Ich war erstaunt, wie viele Stripclubs es dort gibt und habe einige besucht. Über einen Bekannten lernte ich dann eine ehemalige Tänzerin kennen. Sie wurde meine erste Bezugsperson und stellte mich anderen Mädchen vor. Ich unterhielt mich mit allen Stripperinnen und interessierte mich für ihre Geschichte, weshalb sie mir gegenüber positiv eingestellt waren. Ich habe ja auch niemanden für die Fotos bezahlt.

Wer sind die Frauen, die sie fotografiert haben?
Ich habe insgesamt sieben Frauen fotografiert, von denen die jüngste 21 und die älteste 50 Jahre alt ist. Die erste Stripperin, die ich kennen lernte, begann mit 19 Jahren, in einem Stripclub zu kellnern. Um mehr Geld zu verdienen, fing sie dann mit dem Tanzen an. Heute ist sie 35, hat einen Sohn und findet, dass das Strippen sie unabhängig macht. Sie erzählte aber auch, dass viele junge Mädchen sehr naiv mit diesem Job umgehen. Prostitution ist in Las Vegas ja offiziell illegal. Da spielt sich eben viel im Graubereich ab. Manche lassen sich mit dem Manager ein, weil sie sich dadurch Vorteile erhoffen. In den Stripclubs gibt es auch Privaträume, wo die Tänzerinnen nur für einen Kunden tanzen. Wie weit die Mädchen dort gehen, hängt von ihnen selbst ab.

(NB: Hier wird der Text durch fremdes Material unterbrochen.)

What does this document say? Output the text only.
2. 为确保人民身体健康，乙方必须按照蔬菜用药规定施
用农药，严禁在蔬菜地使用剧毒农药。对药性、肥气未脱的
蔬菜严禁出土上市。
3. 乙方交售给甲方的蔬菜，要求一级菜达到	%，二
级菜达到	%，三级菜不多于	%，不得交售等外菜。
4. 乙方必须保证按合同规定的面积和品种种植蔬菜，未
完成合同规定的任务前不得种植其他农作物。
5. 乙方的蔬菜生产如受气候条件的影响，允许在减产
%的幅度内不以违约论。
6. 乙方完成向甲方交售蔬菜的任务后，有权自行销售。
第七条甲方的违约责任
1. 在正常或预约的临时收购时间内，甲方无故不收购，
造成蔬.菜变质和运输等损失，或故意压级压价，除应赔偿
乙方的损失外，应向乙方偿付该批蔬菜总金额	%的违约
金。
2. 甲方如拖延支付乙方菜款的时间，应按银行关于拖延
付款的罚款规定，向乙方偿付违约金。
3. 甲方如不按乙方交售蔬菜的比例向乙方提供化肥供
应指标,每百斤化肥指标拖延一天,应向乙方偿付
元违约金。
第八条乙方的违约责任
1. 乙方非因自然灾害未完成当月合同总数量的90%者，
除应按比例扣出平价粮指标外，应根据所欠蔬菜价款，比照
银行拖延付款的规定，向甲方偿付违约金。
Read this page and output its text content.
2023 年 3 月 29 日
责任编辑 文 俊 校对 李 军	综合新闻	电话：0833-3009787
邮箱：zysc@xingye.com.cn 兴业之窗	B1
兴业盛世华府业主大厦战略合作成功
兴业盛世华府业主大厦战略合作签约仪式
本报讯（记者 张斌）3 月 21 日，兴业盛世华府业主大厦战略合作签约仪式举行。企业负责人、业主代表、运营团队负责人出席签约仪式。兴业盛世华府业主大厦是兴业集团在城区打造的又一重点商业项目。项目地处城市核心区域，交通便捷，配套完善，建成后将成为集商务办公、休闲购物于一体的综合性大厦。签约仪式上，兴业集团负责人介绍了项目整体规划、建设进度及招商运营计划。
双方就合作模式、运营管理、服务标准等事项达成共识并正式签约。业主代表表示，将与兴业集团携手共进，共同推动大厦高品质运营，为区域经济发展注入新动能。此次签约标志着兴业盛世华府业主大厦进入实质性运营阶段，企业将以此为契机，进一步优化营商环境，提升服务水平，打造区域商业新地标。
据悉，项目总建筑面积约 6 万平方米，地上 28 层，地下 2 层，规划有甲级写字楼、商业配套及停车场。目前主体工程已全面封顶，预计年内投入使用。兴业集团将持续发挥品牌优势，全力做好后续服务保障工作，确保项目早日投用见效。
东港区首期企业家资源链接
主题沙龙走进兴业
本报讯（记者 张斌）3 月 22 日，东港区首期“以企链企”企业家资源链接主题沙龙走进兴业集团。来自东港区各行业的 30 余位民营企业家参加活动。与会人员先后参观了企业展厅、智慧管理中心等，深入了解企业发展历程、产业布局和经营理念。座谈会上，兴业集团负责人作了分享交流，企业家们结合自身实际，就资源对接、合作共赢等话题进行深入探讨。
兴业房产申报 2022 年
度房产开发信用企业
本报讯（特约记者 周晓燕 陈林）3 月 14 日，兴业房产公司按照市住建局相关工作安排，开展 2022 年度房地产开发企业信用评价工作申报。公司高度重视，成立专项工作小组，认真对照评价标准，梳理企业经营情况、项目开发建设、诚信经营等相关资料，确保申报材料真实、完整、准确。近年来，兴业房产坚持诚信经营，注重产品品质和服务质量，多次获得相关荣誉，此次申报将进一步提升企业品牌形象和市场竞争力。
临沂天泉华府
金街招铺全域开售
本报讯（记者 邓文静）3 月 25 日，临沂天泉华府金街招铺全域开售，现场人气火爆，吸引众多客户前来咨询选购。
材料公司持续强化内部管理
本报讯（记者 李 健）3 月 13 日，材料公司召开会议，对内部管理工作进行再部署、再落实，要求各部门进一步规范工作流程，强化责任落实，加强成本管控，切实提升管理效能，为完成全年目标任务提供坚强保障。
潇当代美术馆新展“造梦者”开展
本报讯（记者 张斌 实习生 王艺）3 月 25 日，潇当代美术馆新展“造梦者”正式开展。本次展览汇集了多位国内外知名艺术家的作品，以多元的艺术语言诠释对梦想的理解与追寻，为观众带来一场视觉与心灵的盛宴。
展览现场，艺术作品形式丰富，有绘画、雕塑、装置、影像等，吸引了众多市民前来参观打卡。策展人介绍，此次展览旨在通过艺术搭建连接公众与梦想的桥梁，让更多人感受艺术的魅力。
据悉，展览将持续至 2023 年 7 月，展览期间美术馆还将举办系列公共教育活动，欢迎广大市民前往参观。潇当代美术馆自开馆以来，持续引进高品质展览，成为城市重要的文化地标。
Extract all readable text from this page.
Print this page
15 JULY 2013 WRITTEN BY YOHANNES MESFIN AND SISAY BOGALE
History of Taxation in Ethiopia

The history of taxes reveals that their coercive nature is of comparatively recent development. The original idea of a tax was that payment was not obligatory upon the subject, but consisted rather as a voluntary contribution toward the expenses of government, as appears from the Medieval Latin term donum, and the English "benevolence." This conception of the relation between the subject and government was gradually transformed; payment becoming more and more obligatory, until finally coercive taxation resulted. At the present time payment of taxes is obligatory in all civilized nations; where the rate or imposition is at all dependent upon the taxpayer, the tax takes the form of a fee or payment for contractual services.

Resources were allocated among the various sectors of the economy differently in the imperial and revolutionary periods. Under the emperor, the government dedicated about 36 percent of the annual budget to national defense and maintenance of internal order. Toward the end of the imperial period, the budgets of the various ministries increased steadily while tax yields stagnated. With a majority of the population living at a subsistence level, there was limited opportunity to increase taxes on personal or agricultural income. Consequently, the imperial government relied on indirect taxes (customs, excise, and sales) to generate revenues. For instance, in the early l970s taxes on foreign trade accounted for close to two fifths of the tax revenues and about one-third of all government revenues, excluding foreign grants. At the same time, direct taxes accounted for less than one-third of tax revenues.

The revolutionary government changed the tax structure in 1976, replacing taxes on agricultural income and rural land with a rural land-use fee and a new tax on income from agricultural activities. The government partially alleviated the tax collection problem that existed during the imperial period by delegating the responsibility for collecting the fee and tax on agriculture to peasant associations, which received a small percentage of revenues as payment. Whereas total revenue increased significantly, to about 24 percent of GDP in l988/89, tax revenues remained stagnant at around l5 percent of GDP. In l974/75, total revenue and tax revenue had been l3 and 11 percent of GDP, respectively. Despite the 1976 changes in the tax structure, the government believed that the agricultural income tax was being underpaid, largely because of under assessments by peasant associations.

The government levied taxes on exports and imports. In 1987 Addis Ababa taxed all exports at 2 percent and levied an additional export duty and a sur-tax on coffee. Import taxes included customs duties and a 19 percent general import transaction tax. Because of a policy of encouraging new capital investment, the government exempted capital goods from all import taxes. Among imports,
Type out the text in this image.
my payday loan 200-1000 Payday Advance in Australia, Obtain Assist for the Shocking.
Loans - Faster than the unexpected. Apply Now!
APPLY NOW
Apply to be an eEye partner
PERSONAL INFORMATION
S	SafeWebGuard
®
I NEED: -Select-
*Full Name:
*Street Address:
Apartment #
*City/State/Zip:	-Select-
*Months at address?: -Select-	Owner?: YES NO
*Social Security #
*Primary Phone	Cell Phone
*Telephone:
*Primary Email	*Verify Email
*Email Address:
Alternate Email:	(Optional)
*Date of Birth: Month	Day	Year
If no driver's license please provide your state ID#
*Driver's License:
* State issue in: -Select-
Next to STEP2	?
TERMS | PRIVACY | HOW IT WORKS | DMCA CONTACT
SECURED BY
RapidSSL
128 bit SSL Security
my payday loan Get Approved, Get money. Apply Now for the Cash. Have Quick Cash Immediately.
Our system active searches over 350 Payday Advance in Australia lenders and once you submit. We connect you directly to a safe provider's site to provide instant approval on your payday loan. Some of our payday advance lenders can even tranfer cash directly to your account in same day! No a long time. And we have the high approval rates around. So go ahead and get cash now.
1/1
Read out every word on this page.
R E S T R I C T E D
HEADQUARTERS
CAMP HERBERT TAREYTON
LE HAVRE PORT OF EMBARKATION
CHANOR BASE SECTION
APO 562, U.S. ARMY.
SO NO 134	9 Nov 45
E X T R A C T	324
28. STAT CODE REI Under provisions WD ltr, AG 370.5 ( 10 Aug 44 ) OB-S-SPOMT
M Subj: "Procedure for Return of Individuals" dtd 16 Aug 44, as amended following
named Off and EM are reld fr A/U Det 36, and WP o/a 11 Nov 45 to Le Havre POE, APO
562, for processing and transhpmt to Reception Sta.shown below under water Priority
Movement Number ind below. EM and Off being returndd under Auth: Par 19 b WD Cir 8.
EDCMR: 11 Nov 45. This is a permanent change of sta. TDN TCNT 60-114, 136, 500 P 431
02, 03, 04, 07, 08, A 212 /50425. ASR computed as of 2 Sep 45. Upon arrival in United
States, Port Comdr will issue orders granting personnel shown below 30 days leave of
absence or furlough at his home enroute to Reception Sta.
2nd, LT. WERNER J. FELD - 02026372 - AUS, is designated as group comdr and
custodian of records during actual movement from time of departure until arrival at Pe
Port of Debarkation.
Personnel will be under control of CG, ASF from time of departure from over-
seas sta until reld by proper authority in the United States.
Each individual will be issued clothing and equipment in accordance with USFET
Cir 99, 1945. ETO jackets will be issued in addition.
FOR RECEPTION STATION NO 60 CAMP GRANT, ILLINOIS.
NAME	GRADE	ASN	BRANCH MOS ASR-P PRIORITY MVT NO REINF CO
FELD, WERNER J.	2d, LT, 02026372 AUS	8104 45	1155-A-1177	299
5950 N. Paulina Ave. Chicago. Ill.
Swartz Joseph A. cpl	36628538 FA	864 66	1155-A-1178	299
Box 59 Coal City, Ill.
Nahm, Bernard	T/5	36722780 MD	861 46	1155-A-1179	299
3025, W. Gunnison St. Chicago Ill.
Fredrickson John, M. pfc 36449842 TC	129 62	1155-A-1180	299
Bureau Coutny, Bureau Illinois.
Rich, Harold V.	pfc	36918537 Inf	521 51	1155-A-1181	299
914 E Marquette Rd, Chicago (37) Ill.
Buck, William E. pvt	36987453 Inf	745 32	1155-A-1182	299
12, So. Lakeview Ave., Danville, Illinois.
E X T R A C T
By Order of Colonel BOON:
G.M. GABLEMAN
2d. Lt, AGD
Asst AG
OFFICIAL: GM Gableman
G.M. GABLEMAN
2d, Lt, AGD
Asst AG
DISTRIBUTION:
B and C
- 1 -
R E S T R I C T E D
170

Konnten Sie sich mit den Frauen identifizieren?

Hätten sie gespürt, dass ich ihrer Welt komplett fremd bin, hätten sie mich gar nicht so weit eingelassen. Ich könnte mir zwar nicht vorstellen, selbst in Las Vegas als Stripperin zu arbeiten, aber ich hatte doch eine emotionale Verbundenheit.

Was hat es mit dem Brief auf sich, der auch Teil der Fotostrecke ist?

Während ich in Vegas war, klopfte einmal ein Mann an meine Tür, weil er glaubte, seine Ex-Freundin wohne noch dort. Er begann, mich auszufragen. Eine Woche später bekam ich diesen Brief von ihm. Er schrieb, dass er sich in dieser kurzen Zeit, in der wir gesprochen hatten, total in mich verliebt hätte. Diese Art, wie er versuchte, mich an sich zu reißen, war übertrieben und fast schon inszeniert. Ich finde, das spiegelt Las Vegas gut wieder.

Das Projekt heißt »Vegas and She«. Auf den Fotos sind auch Männer zu sehen. Ist es dennoch eine Strecke über Frauen?
Dieses »She« ist nicht auf die Stripperinnen, sondern auf mich selbst bezogen. Es werden zwar hauptsächlich diese Frauen dargestellt, aber im Endeffekt bin ich es, die ihre Wahrnehmung der Stadt zeigt.

Welche Gefühle verbinden Sie mit Las Vegas?

Ich habe Einblick in eine Welt bekommen, die abseits meiner Norm ist. Trotzdem war ich erleichtert, als ich die Stadt wieder verlassen habe. Es ist sehr anstrengend dort. Man ist ja mitten in der Wüste. Ich hab gemerkt, wie mein Körper dehydriert und meine Haut austrocknet. Ich hatte das Gefühl, an einem Ort zu sein, an dem der Mensch eigentlich nicht sein sollte. Die Ansässigen meinten, das ist nur die ersten Wochen so. Danach passt sich der Körper wohl an, man muss eben viel Wasser trinken. Leben möchte ich aber auf keinen Fall in Vegas.